Now of course this may lead to a frenzy of putting things down and picking things up. There are no rules here. Its just a sensible ability to let go of what is impossible, and pick up what is possible. There is no algorithm here for a robot to learn. Freedom and wisdom have no roadmap.
So finally back to chance and emptiness. The narrator finds a chicken nugget in the shape of the queens head in Her Diamond Jubilee year. If the narrator is not preoccupied with other things this is much more likely. Reading the racing papers while eating the nuggets you might well miss it. Or perhaps the queue was very long and we are angry by the time we get the nuggets. We eat them while annoyed and don't even notice the queens head, stupid thing I'm in a bad mood. Yet being alert and kind we see much more of the world, and we are open to increasing numbers of opportunities.
They say ultimately it is infinite possibility. A truly enlightened mind is not limited in any way but particular events or circumstances. They are like Harry Houdini, David Blane or an octopus that can find their way out of any cage. The world is filled with possibilities.
In such a state the arising of particular external phenomena is no longer the point. Chance is not about "unlikely" events. The field of possibility is infinite, and so "unlikely" is going to happen ALL the time if you are free to see it.

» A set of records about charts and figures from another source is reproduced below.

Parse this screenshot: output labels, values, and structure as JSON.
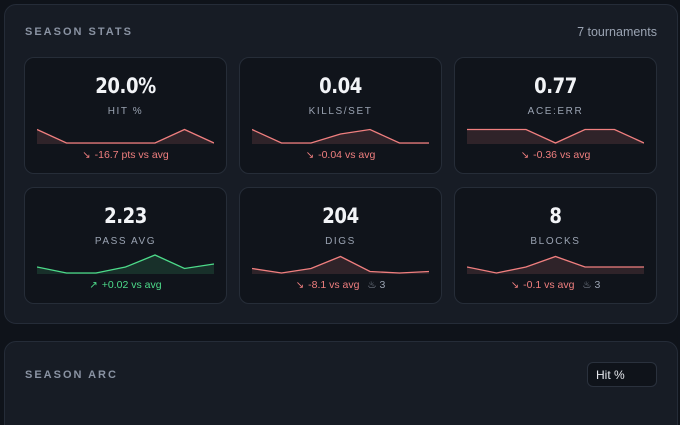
{
  "season_stats": {
    "title": "SEASON STATS",
    "tournaments": "7 tournaments",
    "cards": [
      {
        "value": "20.0%",
        "label": "HIT %",
        "delta": "-16.7 pts vs avg",
        "extra": "",
        "trend": "down",
        "spark": [
          0.45,
          0.0,
          0.0,
          0.0,
          0.0,
          0.45,
          0.0
        ]
      },
      {
        "value": "0.04",
        "label": "KILLS/SET",
        "delta": "-0.04 vs avg",
        "extra": "",
        "trend": "down",
        "spark": [
          0.45,
          0.0,
          0.0,
          0.3,
          0.45,
          0.0,
          0.0
        ]
      },
      {
        "value": "0.77",
        "label": "ACE:ERR",
        "delta": "-0.36 vs avg",
        "extra": "",
        "trend": "down",
        "spark": [
          0.45,
          0.45,
          0.45,
          0.0,
          0.45,
          0.45,
          0.0
        ]
      },
      {
        "value": "2.23",
        "label": "PASS AVG",
        "delta": "+0.02 vs avg",
        "extra": "",
        "trend": "up",
        "spark": [
          0.2,
          0.0,
          0.0,
          0.2,
          0.6,
          0.15,
          0.3
        ]
      },
      {
        "value": "204",
        "label": "DIGS",
        "delta": "-8.1 vs avg",
        "extra": "3",
        "trend": "down",
        "spark": [
          0.15,
          0.0,
          0.15,
          0.55,
          0.05,
          0.0,
          0.05
        ]
      },
      {
        "value": "8",
        "label": "BLOCKS",
        "delta": "-0.1 vs avg",
        "extra": "3",
        "trend": "down",
        "spark": [
          0.2,
          0.0,
          0.2,
          0.55,
          0.2,
          0.2,
          0.2
        ]
      }
    ]
  },
  "season_arc": {
    "title": "SEASON ARC",
    "metric_select": "Hit %"
  },
  "colors": {
    "negative": "#f07f7f",
    "positive": "#4ddb8a"
  },
  "icons": {
    "trend_down": "trend-down-icon",
    "trend_up": "trend-up-icon",
    "extra": "flame-icon"
  }
}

Its often asked how likely is Life to arise in this Universe. Its an impossible question. We have no way of knowing how "big "things are. Perhaps we are just looking at a small part of the universe and our current theories have limited us to thinking about just one "big bang." But we do know that Life is rare from our current perspective. Its only happened on Earth. But even given life what are the chances of you ever existing. In my own case my parents very nearly never got together. Very Marty McFly in "Back To The Future". And if we go back lots of family were killed in the war, and many died in childbirth. Like the nugget the thing is we are already here. An Anthropic Principle. Tracing our roots is a certainty; we know there cannot be a break in the family tree going backwards. But if we were to pick a family member 300 years ago, which are the chances they would leave progeny today is much less certain. Given its a certainty how can we talk of probability?
Isn't this the magical nature of the Present Moment. It is a certainty. It is here right now. All things going into the past and future grow from this present certainty. And that present certainty is the same as the infinite potential. From a grounding the Now we have certainty and unlimited potential. Starting with a chicken nugget that looks like the Queen in her Diamond Jubilee is just the start, things flow from there. So Chance is never the issue in the present.